In recent years, metallic nanoparticles have emerged as promising agents for improving plant tissue culture. This study aimed to evaluate the effects of cobalt nanoparticles (Co-NPs) at different concentrations on key stages of in vitro propagation in purple passion fruit (Passiflora edulis Sims), focusing on morphogenesis, shoot growth, rooting, and acclimatization. During the morphogenesis stage, thin cell layer explants cultured on medium supplemented with Co-NPs showed enhanced callus and shoot induction, with the highest rates at 0.3 mg L−¹. When combined with 1.5 mg L−1 BA, Co-NPs significantly increased the shoot induction rate (66.67%) compared to the control (51.11%). For shoot growth, Co-NPs alone at 0.3 mg L−1 significantly enhanced shoot height, leaf number, and SPAD index, while reducing ethylene accumulation and stress-related hormones.
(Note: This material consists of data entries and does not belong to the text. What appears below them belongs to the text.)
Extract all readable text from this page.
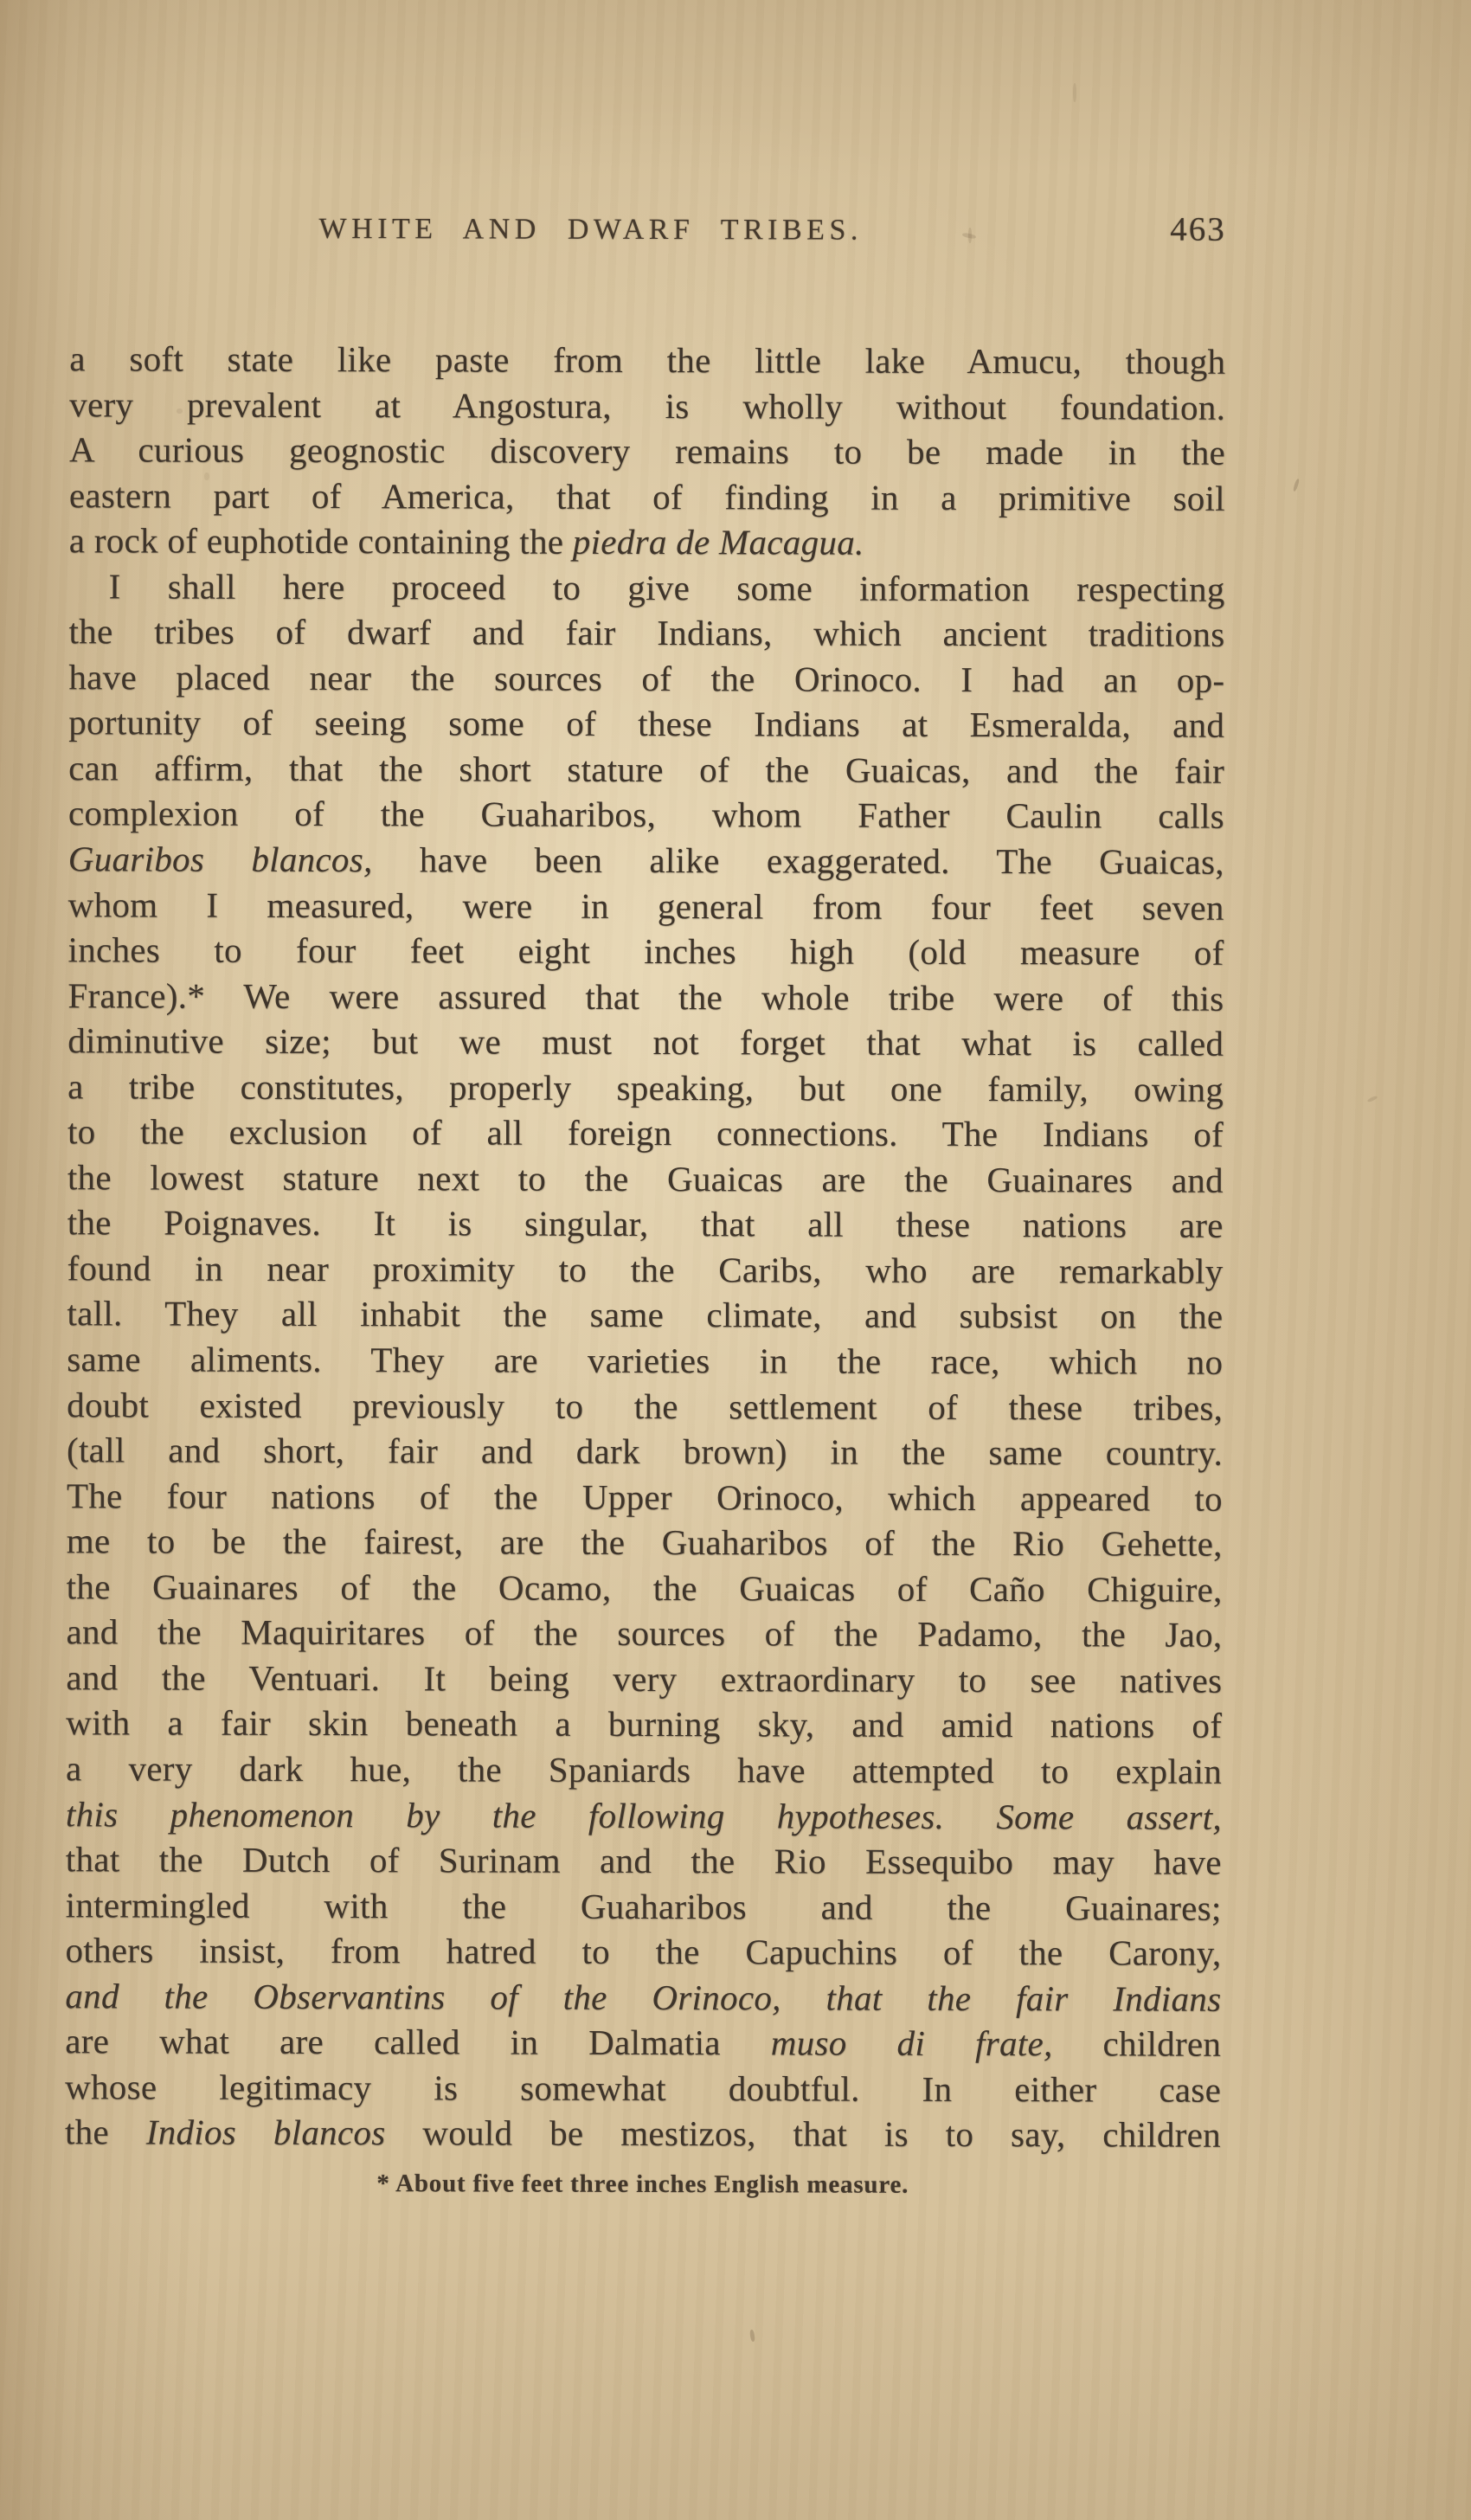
WHITE AND DWARF TRIBES.	463
a soft state like paste from the little lake Amucu, though
very prevalent at Angostura, is wholly without foundation.
A curious geognostic discovery remains to be made in the
eastern part of America, that of finding in a primitive soil
a rock of euphotide containing the piedra de Macagua.
I shall here proceed to give some information respecting
the tribes of dwarf and fair Indians, which ancient traditions
have placed near the sources of the Orinoco. I had an op-
portunity of seeing some of these Indians at Esmeralda, and
can affirm, that the short stature of the Guaicas, and the fair
complexion of the Guaharibos, whom Father Caulin calls
Guaribos blancos, have been alike exaggerated. The Guaicas,
whom I measured, were in general from four feet seven
inches to four feet eight inches high (old measure of
France).* We were assured that the whole tribe were of this
diminutive size; but we must not forget that what is called
a tribe constitutes, properly speaking, but one family, owing
to the exclusion of all foreign connections. The Indians of
the lowest stature next to the Guaicas are the Guainares and
the Poignaves. It is singular, that all these nations are
found in near proximity to the Caribs, who are remarkably
tall. They all inhabit the same climate, and subsist on the
same aliments. They are varieties in the race, which no
doubt existed previously to the settlement of these tribes,
(tall and short, fair and dark brown) in the same country.
The four nations of the Upper Orinoco, which appeared to
me to be the fairest, are the Guaharibos of the Rio Gehette,
the Guainares of the Ocamo, the Guaicas of Caño Chiguire,
and the Maquiritares of the sources of the Padamo, the Jao,
and the Ventuari. It being very extraordinary to see natives
with a fair skin beneath a burning sky, and amid nations of
a very dark hue, the Spaniards have attempted to explain
this phenomenon by the following hypotheses. Some assert,
that the Dutch of Surinam and the Rio Essequibo may have
intermingled with the Guaharibos and the Guainares;
others insist, from hatred to the Capuchins of the Carony,
and the Observantins of the Orinoco, that the fair Indians
are what are called in Dalmatia muso di frate, children
whose legitimacy is somewhat doubtful. In either case
the Indios blancos would be mestizos, that is to say, children
* About five feet three inches English measure.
The combination of Co-NPs with 1.0 mg L−1 meta-Topolin further enhanced shoot growth and development. Endogenous hormone analysis revealed that Co-NPs modulated the levels and ratios of auxin, cytokinin, gibberellin, and abscisic acid, contributing to improved organogenesis and shoot growth. In the rooting stage, Co-NPs combined with 2.5 mg L−¹ IBA improved rooting rate (up to 86.67%), root number (5.33 roots/shoot), and reduced callus formation at the shoot base. In the acclimatization phase, plantlets derived from Co-NPs treatments, especially at 0.2 mg L−1, showed enhanced survival (97.78%), reduced defoliation, and vigorous growth. However, higher Co-NPs concentrations induced phytotoxic effects, including shoot tip necrosis. These findings suggest that Co-NPs, at optimized concentrations, could significantly enhance in vitro propagation efficiency and plantlet quality in purple passion fruit.